People are Fretting About Going Back to the Office

Have you gotten used to working in your sweatpants? Grabbing a quick snack from your fridge before the Zoom meeting? Taking a quick break from that spreadsheet to play with the dog? Not driving in a traffic jam twice a day? Are you thinking you'd rather not give all that up?  

If so, you're not alone. The reasons people don't want to go back to the office range from a loss of freedom and convenience to what seems like a form of agoraphobia

According to an article in Newsweek, the leadership consulting firm Best Practices Institute (BPI) has done a study finding that 83 percent of CEOs want employees to return in person, while only 10 percent of employees want to do so. 

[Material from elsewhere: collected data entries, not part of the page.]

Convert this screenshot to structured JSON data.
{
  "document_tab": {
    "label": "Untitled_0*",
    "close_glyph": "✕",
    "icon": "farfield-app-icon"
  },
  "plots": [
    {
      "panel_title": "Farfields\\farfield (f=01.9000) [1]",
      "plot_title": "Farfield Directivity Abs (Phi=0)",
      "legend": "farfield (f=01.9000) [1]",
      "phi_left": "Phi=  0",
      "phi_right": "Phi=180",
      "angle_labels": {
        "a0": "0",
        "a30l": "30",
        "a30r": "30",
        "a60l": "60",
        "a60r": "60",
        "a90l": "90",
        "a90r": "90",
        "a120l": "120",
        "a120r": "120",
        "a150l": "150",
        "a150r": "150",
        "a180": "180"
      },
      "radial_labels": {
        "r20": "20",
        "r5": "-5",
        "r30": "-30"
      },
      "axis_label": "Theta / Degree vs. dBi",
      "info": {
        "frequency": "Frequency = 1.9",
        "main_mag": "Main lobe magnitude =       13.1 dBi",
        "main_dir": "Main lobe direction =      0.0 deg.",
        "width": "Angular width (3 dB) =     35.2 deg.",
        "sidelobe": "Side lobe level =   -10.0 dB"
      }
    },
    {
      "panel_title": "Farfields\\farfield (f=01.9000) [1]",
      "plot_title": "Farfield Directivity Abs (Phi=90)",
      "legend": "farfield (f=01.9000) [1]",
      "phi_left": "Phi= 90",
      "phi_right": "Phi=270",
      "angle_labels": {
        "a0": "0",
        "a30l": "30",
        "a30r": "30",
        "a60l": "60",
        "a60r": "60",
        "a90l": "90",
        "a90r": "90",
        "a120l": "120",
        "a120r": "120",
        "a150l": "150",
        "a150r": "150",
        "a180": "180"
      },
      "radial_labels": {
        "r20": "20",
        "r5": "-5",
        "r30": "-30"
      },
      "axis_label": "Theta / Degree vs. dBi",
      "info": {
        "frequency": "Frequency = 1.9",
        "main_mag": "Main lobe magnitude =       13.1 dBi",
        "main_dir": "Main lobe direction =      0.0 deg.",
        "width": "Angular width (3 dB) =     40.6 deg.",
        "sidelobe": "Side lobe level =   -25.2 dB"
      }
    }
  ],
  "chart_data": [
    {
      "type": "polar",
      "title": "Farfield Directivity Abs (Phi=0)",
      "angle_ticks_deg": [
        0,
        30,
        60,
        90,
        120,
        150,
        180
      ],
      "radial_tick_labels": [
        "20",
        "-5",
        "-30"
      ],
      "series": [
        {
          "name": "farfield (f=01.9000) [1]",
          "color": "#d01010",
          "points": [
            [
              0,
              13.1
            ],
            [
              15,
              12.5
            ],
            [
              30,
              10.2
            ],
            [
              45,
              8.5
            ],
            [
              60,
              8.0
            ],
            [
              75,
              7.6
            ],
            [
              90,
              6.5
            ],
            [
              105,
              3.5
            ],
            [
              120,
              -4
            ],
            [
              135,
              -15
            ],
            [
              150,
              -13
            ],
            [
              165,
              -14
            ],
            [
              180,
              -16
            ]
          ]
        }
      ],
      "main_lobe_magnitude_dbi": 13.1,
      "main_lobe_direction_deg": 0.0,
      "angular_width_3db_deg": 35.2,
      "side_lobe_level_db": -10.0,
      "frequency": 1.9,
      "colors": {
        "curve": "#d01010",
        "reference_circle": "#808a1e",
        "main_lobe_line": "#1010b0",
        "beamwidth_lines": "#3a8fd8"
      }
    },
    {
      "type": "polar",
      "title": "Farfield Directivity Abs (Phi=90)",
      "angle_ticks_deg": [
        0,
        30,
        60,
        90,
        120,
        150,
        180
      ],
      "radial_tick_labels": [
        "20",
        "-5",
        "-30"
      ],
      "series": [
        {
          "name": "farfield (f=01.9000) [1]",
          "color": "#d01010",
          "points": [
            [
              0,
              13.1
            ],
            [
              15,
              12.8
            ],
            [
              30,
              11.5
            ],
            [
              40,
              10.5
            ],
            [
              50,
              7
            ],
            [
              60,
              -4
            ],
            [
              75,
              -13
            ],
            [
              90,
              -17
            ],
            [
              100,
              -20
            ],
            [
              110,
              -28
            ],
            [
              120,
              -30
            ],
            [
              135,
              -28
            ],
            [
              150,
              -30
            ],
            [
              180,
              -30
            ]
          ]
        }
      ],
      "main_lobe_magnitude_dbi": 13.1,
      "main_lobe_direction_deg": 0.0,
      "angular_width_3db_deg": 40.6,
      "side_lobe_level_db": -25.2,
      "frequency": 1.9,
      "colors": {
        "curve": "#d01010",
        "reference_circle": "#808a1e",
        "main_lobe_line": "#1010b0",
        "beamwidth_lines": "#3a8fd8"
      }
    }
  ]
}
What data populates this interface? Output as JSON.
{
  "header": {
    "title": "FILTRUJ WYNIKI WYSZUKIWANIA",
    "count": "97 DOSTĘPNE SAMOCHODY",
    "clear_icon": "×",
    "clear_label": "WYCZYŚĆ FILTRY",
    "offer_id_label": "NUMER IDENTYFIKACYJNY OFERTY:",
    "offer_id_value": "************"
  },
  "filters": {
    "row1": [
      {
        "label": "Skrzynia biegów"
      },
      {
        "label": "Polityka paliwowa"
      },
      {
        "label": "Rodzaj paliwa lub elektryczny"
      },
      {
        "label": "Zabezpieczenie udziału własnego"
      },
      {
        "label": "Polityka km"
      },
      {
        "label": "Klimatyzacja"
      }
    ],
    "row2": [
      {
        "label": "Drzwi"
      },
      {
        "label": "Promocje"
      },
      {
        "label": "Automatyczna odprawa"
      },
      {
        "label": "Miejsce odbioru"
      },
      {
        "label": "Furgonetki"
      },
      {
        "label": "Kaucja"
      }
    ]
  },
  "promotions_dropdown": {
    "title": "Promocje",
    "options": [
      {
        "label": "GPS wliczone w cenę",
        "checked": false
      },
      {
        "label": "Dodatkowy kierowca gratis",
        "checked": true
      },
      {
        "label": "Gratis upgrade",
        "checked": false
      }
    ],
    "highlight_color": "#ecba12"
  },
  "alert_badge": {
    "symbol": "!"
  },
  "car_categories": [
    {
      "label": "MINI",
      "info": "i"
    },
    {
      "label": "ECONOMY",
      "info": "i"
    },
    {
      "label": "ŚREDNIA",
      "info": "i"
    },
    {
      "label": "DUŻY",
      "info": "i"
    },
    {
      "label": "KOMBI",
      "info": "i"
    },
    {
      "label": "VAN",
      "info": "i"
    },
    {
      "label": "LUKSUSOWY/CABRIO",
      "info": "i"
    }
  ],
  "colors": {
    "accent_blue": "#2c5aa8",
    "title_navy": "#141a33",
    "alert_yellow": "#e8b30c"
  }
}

The latter figure sounds low to me.  90% don't want to go back? I can't find this study anywhere, including the BPI website.  A blog post, apparently by them, doesn't mention these numbers either. Pew pegs the number who want to keep working from home at 54% which sounds more reasonable to me.

In any case, a lot of us are reluctant.  The reluctance may be due to more than a loss of convenience.  Alison Green has a column in Slate suggesting that we have lost trust in each other:

After watching the government mislead and fail us on such a massive scale, with hundreds of thousands of people dying as a result of those failures, of course people are skeptical now. We’ve spent the past year not being protected by the institutions that were supposed to protect us and learning that we’d have to protect ourselves. So even at companies that have acted responsibly throughout the pandemic, employees are naturally anxious. When you’ve spent months watching businesses reopen while case numbers rose and governors giving that their blessing, as unsurprising new waves of infections followed, it’s pretty understandable to feel apprehensive of any new timelines for a return to “normalcy.”

People who have spent the past year carefully protecting themselves from being infected aren't so hot about the idea of going back to a poorly ventilated congregate setting with their covidiot coworkers for 40 hours a week. 

We've got to hope that the virus will diminish to the point where we won't have to worry about stupid coworkers anymore. And it's inevitable that work will return to normal at some point. If you are required to go back and freaking out about it, the Evening Standard has some advice for how best to cope.